Victor Papanek and George Seeger, Tin Can Radio, 1965. Illustrated in Design for the Real World, 1971. © University of Applied Arts Vienna, Victor J. Papanek Foundation. Photographie : UNESCO Papanek Foundation.
“In 1962 Victor Papanek and George Seegers designed a Radio Receiver for the Third World, as they called it. This invention, with a price tag of 9 (US) cents, lacked a signal selector (it was non-directional), which means that it could hypothetically receive all the planet’s radio transmissions at the same time. This unusual feature was justified by the scarcity of radio signals and relay stations in the realm of underdevelopment. As a source of energy, the receiver used a few grams of combusted paraffin, which could be replenished after it ran out with the ignition of paper or dry cow dung. The artifact’s configuration, very different from the expected morphology of a radio, was a makeshift and provisional articulation of an empty juice can, stuffed paraffin, a fabric of copper wires as an antenna, a cheap earphone, a wire tied to a nail for grounding, and a tunnel diode. It is possible that only the irruption of noise in the artifact gave meaning to this unthinkable conjunction of materials, objects, and processes. One sentence, the opening notes of a bolero or even the labored breathing of a newscaster bore the responsibility of transforming the artifact into a radio. In semantic terms, the integrity of the Receiver for the Third World was as volatile as the signals that it received. As imprecise and prone to breaking up as the murky communications in the locations to which it was confined.

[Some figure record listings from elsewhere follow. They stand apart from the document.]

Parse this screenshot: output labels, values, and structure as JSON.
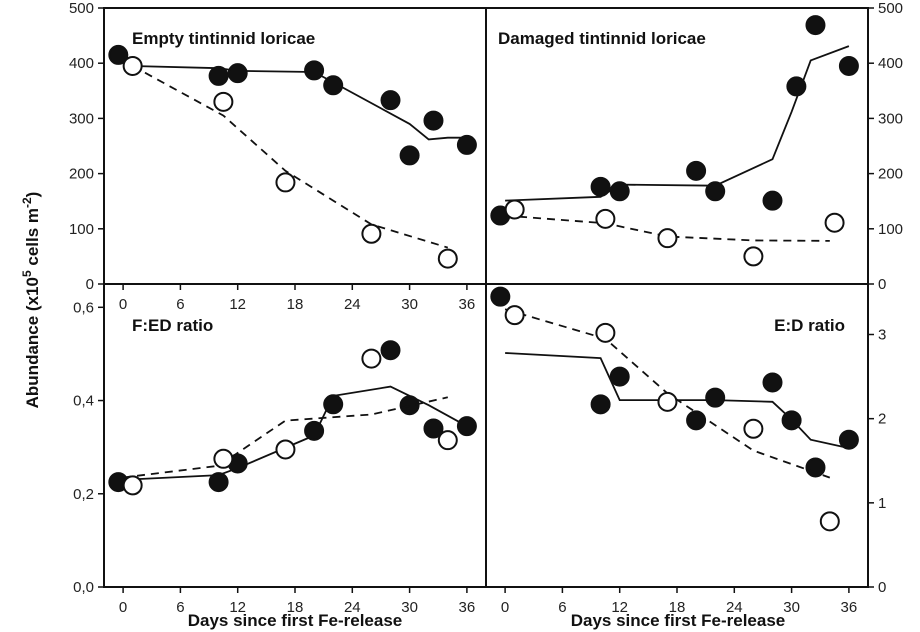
{
  "figure": {
    "xlabel": "Days since first Fe-release",
    "ylabel_main": "Abundance (x10",
    "ylabel_sup1": "5",
    "ylabel_mid": " cells m",
    "ylabel_sup2": "-2",
    "ylabel_end": ")"
  },
  "chart_data": [
    {
      "type": "scatter",
      "title": "Empty tintinnid loricae",
      "xlim": [
        -2,
        38
      ],
      "ylim": [
        0,
        500
      ],
      "xticks": [
        "0",
        "6",
        "12",
        "18",
        "24",
        "30",
        "36"
      ],
      "yticks": [
        "0",
        "100",
        "200",
        "300",
        "400",
        "500"
      ],
      "yaxis_side": "left",
      "series": [
        {
          "style": "filled",
          "points": [
            [
              -0.5,
              415
            ],
            [
              10,
              377
            ],
            [
              12,
              382
            ],
            [
              20,
              387
            ],
            [
              22,
              360
            ],
            [
              28,
              333
            ],
            [
              30,
              233
            ],
            [
              32.5,
              296
            ],
            [
              36,
              252
            ]
          ],
          "trend": [
            [
              1,
              395
            ],
            [
              10,
              391
            ],
            [
              12,
              386
            ],
            [
              20,
              384
            ],
            [
              30,
              290
            ],
            [
              32,
              262
            ],
            [
              34,
              265
            ],
            [
              36,
              265
            ]
          ]
        },
        {
          "style": "open",
          "points": [
            [
              1,
              395
            ],
            [
              10.5,
              330
            ],
            [
              17,
              184
            ],
            [
              26,
              91
            ],
            [
              34,
              46
            ]
          ],
          "trend": [
            [
              1,
              395
            ],
            [
              10.5,
              305
            ],
            [
              17,
              205
            ],
            [
              26,
              108
            ],
            [
              34,
              66
            ]
          ]
        }
      ]
    },
    {
      "type": "scatter",
      "title": "Damaged tintinnid loricae",
      "xlim": [
        -2,
        38
      ],
      "ylim": [
        0,
        500
      ],
      "xticks": [],
      "yticks": [
        "0",
        "100",
        "200",
        "300",
        "400",
        "500"
      ],
      "yaxis_side": "right",
      "series": [
        {
          "style": "filled",
          "points": [
            [
              -0.5,
              124
            ],
            [
              10,
              176
            ],
            [
              12,
              168
            ],
            [
              20,
              205
            ],
            [
              22,
              168
            ],
            [
              28,
              151
            ],
            [
              30.5,
              358
            ],
            [
              32.5,
              469
            ],
            [
              36,
              395
            ]
          ],
          "trend": [
            [
              0,
              151
            ],
            [
              10,
              158
            ],
            [
              12,
              180
            ],
            [
              22,
              178
            ],
            [
              28,
              226
            ],
            [
              30,
              312
            ],
            [
              32,
              405
            ],
            [
              36,
              431
            ]
          ]
        },
        {
          "style": "open",
          "points": [
            [
              1,
              135
            ],
            [
              10.5,
              118
            ],
            [
              17,
              83
            ],
            [
              26,
              50
            ],
            [
              34.5,
              111
            ]
          ],
          "trend": [
            [
              0,
              124
            ],
            [
              10.5,
              110
            ],
            [
              17,
              86
            ],
            [
              26,
              79
            ],
            [
              34,
              78
            ]
          ]
        }
      ]
    },
    {
      "type": "scatter",
      "title": "F:ED ratio",
      "xlim": [
        -2,
        38
      ],
      "ylim": [
        0,
        0.65
      ],
      "xticks": [
        "0",
        "6",
        "12",
        "18",
        "24",
        "30",
        "36"
      ],
      "yticks": [
        "0,0",
        "0,2",
        "0,4",
        "0,6"
      ],
      "yaxis_side": "left",
      "series": [
        {
          "style": "filled",
          "points": [
            [
              -0.5,
              0.225
            ],
            [
              10,
              0.225
            ],
            [
              12,
              0.265
            ],
            [
              20,
              0.335
            ],
            [
              22,
              0.392
            ],
            [
              28,
              0.508
            ],
            [
              30,
              0.39
            ],
            [
              32.5,
              0.34
            ],
            [
              36,
              0.345
            ]
          ],
          "trend": [
            [
              0,
              0.23
            ],
            [
              10,
              0.24
            ],
            [
              12,
              0.255
            ],
            [
              20,
              0.325
            ],
            [
              22,
              0.41
            ],
            [
              28,
              0.43
            ],
            [
              32,
              0.39
            ],
            [
              36,
              0.345
            ]
          ]
        },
        {
          "style": "open",
          "points": [
            [
              1,
              0.218
            ],
            [
              10.5,
              0.275
            ],
            [
              17,
              0.295
            ],
            [
              26,
              0.49
            ],
            [
              34,
              0.315
            ]
          ],
          "trend": [
            [
              0,
              0.235
            ],
            [
              10,
              0.26
            ],
            [
              17,
              0.357
            ],
            [
              26,
              0.37
            ],
            [
              34,
              0.407
            ]
          ]
        }
      ]
    },
    {
      "type": "scatter",
      "title": "E:D ratio",
      "xlim": [
        -2,
        38
      ],
      "ylim": [
        0,
        3.6
      ],
      "xticks": [
        "0",
        "6",
        "12",
        "18",
        "24",
        "30",
        "36"
      ],
      "yticks": [
        "0",
        "1",
        "2",
        "3"
      ],
      "yaxis_side": "right",
      "series": [
        {
          "style": "filled",
          "points": [
            [
              -0.5,
              3.45
            ],
            [
              10,
              2.17
            ],
            [
              12,
              2.5
            ],
            [
              20,
              1.98
            ],
            [
              22,
              2.25
            ],
            [
              28,
              2.43
            ],
            [
              30,
              1.98
            ],
            [
              32.5,
              1.42
            ],
            [
              36,
              1.75
            ]
          ],
          "trend": [
            [
              0,
              2.78
            ],
            [
              10,
              2.72
            ],
            [
              12,
              2.22
            ],
            [
              22,
              2.22
            ],
            [
              28,
              2.2
            ],
            [
              30,
              1.99
            ],
            [
              32,
              1.75
            ],
            [
              36,
              1.65
            ]
          ]
        },
        {
          "style": "open",
          "points": [
            [
              1,
              3.23
            ],
            [
              10.5,
              3.02
            ],
            [
              17,
              2.2
            ],
            [
              26,
              1.88
            ],
            [
              34,
              0.78
            ]
          ],
          "trend": [
            [
              0,
              3.3
            ],
            [
              10.5,
              2.95
            ],
            [
              17,
              2.3
            ],
            [
              26,
              1.62
            ],
            [
              34,
              1.3
            ]
          ]
        }
      ]
    }
  ]
}
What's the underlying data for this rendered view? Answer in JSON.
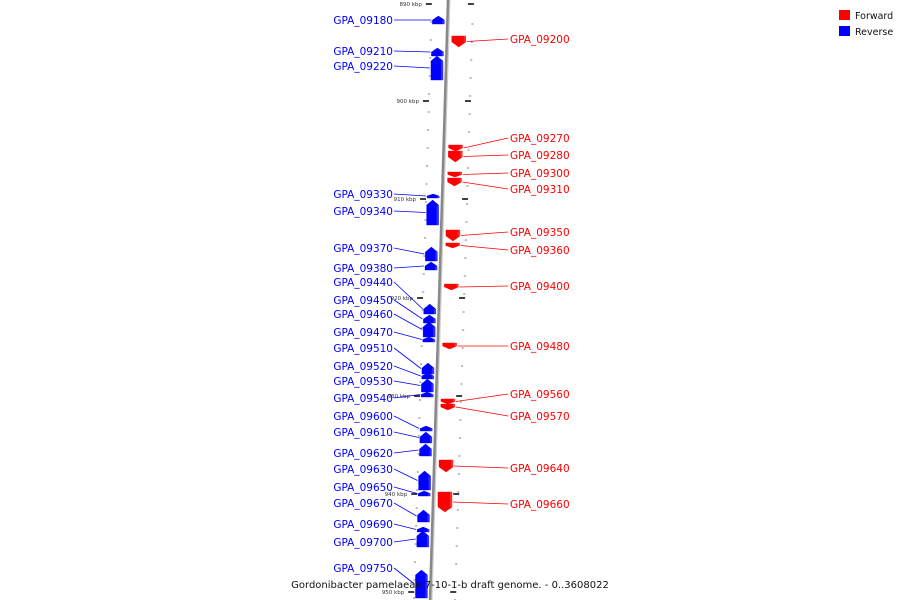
{
  "title": "Gordonibacter pamelaeae 7-10-1-b draft genome. - 0..3608022",
  "legend": [
    {
      "label": "Forward",
      "color": "#ff0000"
    },
    {
      "label": "Reverse",
      "color": "#0000ff"
    }
  ],
  "colors": {
    "forward": "#ff0000",
    "reverse": "#0000ff",
    "axis": "#888888"
  },
  "kbp_ticks": [
    "890 kbp",
    "900 kbp",
    "910 kbp",
    "920 kbp",
    "930 kbp",
    "940 kbp",
    "950 kbp"
  ],
  "reverse_genes": [
    "GPA_09180",
    "GPA_09210",
    "GPA_09220",
    "GPA_09330",
    "GPA_09340",
    "GPA_09370",
    "GPA_09380",
    "GPA_09440",
    "GPA_09450",
    "GPA_09460",
    "GPA_09470",
    "GPA_09510",
    "GPA_09520",
    "GPA_09530",
    "GPA_09540",
    "GPA_09600",
    "GPA_09610",
    "GPA_09620",
    "GPA_09630",
    "GPA_09650",
    "GPA_09670",
    "GPA_09690",
    "GPA_09700",
    "GPA_09750"
  ],
  "forward_genes": [
    "GPA_09200",
    "GPA_09270",
    "GPA_09280",
    "GPA_09300",
    "GPA_09310",
    "GPA_09350",
    "GPA_09360",
    "GPA_09400",
    "GPA_09480",
    "GPA_09560",
    "GPA_09570",
    "GPA_09640",
    "GPA_09660"
  ]
}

One can imagine millions of these radios—not painted gray—puffing smoke across Indonesia, Latin America, and the African grasslands. A tricontinental army of cows working together, linked their digestive systems to the already hybrid structure of the radio. Hundreds of thousands of Receivers for the Third World scattered across the shelves, tables, or corners of another hundred thousand houses, huts, and temporary settlements in colonial lands.”
—Son o no Son, directed by Ernesto Oroza, 2015.